We went down to the Bull Wall last week. The bad rain had churned everything up. We were swimming through tonnes of seaweed which gets in your face and hair and all around you. And that was the least of it. All that other stuff we swam through? Please say it was just sand and stuff churned from the bottom. Anyway we’ve washed our towels out about a 1,000 times since.
The hardest thing right now is getting up in the mornings to put in the time in the pool. Once you are there and in the water it is fine, it’s just the thought of getting out of bed and heading out which is tough.
We’ve discovered a sort of competitive spirit in ourselves though, so half the time we are competing against each other and trying to outdo each other and the other half we are terrified of being the one who lets everybody down. So that’s what gets us all up and into the pool.
That and the support we have. So many people who didn’t want to swim or couldn’t swim or who were just sane have rallied around and helped with the fundraising. The swim has turned into a long campaign of fundraising by colleagues.

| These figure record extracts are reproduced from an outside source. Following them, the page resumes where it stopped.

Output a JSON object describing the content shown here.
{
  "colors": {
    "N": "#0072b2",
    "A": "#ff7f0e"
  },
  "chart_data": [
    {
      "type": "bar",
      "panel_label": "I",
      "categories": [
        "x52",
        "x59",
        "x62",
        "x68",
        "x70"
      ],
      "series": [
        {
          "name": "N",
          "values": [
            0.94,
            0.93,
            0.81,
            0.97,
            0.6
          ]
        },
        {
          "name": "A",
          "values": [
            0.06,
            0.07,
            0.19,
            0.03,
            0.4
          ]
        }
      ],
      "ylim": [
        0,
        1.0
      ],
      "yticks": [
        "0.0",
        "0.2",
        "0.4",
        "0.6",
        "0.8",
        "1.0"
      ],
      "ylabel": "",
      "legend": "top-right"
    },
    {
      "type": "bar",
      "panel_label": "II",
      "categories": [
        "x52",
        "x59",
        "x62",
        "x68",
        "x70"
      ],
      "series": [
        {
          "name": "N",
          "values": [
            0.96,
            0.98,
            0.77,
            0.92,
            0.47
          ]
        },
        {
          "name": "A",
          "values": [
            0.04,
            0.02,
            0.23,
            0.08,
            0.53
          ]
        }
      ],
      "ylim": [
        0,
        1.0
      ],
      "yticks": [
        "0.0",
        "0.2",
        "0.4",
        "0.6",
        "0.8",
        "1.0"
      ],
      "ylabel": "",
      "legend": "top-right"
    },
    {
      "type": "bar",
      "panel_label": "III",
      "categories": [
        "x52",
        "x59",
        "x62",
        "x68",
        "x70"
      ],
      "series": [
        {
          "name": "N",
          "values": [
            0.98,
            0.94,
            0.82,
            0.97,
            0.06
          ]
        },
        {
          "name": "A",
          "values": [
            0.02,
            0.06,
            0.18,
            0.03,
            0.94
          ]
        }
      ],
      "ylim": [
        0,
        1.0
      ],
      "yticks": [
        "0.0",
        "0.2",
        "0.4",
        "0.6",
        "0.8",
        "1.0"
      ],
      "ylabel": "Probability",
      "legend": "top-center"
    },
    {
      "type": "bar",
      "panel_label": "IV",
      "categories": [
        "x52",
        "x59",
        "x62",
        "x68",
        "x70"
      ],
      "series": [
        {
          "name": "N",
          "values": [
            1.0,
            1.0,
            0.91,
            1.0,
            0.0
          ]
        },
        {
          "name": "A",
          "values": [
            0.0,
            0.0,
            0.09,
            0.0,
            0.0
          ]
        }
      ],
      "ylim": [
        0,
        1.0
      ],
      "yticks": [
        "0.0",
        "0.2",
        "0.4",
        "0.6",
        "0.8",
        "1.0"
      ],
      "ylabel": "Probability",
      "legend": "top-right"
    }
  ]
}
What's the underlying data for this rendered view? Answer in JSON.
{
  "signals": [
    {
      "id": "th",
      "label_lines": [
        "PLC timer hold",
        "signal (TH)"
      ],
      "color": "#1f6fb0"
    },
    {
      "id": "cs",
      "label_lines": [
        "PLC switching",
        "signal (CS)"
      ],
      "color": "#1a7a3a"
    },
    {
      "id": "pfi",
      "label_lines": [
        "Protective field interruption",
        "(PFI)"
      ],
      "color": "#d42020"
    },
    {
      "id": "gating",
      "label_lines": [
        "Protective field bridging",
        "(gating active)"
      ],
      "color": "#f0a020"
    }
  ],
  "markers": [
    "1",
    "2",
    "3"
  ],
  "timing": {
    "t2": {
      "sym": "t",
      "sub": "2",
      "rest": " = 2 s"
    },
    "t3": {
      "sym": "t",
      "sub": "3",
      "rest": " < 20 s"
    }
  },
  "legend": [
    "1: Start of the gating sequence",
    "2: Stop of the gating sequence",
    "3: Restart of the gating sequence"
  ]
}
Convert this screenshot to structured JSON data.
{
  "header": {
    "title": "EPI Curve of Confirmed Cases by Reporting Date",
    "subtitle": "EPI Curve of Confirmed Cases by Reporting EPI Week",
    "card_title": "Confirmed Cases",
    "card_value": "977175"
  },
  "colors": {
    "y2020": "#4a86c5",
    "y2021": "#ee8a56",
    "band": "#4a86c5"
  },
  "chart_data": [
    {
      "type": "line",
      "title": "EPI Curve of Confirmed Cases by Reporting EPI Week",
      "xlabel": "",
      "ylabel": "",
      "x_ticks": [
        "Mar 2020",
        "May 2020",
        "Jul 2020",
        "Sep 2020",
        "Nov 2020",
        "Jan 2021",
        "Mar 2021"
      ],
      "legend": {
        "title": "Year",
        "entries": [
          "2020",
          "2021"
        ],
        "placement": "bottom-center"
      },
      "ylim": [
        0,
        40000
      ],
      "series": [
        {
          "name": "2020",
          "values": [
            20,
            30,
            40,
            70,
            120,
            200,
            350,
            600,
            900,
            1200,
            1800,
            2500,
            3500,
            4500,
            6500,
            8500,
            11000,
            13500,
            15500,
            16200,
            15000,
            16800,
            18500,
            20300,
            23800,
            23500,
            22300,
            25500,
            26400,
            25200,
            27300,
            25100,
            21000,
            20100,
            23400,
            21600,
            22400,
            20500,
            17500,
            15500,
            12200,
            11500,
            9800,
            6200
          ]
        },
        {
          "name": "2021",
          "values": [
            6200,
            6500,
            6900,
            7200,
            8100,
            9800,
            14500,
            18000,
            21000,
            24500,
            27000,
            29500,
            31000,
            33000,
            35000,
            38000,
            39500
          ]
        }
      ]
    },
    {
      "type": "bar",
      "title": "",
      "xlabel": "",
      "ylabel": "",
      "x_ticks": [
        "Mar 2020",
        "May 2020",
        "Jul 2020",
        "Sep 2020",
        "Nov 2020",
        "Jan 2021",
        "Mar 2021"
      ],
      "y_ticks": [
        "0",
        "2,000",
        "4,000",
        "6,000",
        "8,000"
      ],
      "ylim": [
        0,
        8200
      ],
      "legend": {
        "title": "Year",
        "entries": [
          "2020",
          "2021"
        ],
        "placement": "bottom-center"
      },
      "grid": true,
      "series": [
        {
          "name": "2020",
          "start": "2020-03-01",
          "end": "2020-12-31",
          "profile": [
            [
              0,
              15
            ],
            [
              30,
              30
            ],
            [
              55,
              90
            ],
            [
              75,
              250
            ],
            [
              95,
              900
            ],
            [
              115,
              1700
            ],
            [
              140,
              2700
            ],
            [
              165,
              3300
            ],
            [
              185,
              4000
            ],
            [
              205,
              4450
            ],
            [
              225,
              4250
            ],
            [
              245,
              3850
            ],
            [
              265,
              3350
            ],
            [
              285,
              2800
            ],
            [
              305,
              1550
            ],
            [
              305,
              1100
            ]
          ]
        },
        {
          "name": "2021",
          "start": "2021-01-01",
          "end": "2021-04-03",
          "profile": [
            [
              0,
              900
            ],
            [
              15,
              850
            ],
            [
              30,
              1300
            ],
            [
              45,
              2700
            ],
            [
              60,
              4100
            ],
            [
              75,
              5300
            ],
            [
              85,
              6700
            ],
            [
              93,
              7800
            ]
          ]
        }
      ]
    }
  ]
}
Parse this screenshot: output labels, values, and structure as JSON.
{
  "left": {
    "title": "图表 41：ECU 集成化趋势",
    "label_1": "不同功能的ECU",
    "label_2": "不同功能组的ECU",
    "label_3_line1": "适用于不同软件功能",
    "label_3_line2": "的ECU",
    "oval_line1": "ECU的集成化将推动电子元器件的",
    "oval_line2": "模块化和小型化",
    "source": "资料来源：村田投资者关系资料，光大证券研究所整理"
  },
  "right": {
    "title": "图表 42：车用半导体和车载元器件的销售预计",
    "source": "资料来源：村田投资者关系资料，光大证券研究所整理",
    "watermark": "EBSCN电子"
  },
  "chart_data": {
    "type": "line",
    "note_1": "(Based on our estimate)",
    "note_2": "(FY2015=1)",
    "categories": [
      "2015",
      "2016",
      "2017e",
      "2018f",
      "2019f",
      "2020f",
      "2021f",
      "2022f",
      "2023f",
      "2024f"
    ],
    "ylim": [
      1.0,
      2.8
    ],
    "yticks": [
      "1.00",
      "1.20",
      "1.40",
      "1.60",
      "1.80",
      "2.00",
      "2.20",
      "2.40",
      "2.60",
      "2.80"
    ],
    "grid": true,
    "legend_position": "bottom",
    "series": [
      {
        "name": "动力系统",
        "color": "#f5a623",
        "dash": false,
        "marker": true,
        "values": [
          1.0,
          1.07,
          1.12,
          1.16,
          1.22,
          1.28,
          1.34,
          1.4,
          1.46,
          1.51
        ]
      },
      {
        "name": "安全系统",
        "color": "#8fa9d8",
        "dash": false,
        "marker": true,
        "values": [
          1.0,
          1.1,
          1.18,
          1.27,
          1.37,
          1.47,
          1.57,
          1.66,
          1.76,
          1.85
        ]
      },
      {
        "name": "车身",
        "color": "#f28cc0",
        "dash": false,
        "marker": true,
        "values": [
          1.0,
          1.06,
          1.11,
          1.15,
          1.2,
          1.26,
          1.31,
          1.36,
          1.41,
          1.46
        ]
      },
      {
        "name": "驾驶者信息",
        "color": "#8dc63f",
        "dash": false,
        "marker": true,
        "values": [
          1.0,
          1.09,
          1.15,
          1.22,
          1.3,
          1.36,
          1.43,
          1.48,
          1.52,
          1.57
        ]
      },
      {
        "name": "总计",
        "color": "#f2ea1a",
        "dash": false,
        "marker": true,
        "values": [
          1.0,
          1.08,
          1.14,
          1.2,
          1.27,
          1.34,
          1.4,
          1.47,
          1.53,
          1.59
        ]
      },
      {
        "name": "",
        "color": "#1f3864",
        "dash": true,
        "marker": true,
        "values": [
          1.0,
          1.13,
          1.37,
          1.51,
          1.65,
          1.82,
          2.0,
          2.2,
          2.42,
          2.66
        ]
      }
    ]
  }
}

We had a swishing party there recently. It sounds a little nautical but swishing was a new concept for me. Everybody brought along all those things in their wardrobe that they had bought once and never worn. We sold them all off for a tenner apiece. Obscene amounts of clothes. Designer stuff with tags still on. Women came in from Clery’s to do make-up. Other people did hair and nails. There was champagne. Nibbles. We made €7,000 and it was great to feel so much support and interest.
Back in the pool that black line at the bottom is getting a little monotonous to look at. A couple of the guys have got themselves waterproof iPods but I have resisted. It would become a crutch for me and when it came to the Channel the crutch would be kicked away.
The Channel Swimming Association wants every swimmer to experience the same conditions as the first Channel swimmers, so they allow one hat, a pair of Speedos or swim suit, no leggings or body armour. Lights for your arms. And that’s it. No iPods. We can’t be sane.”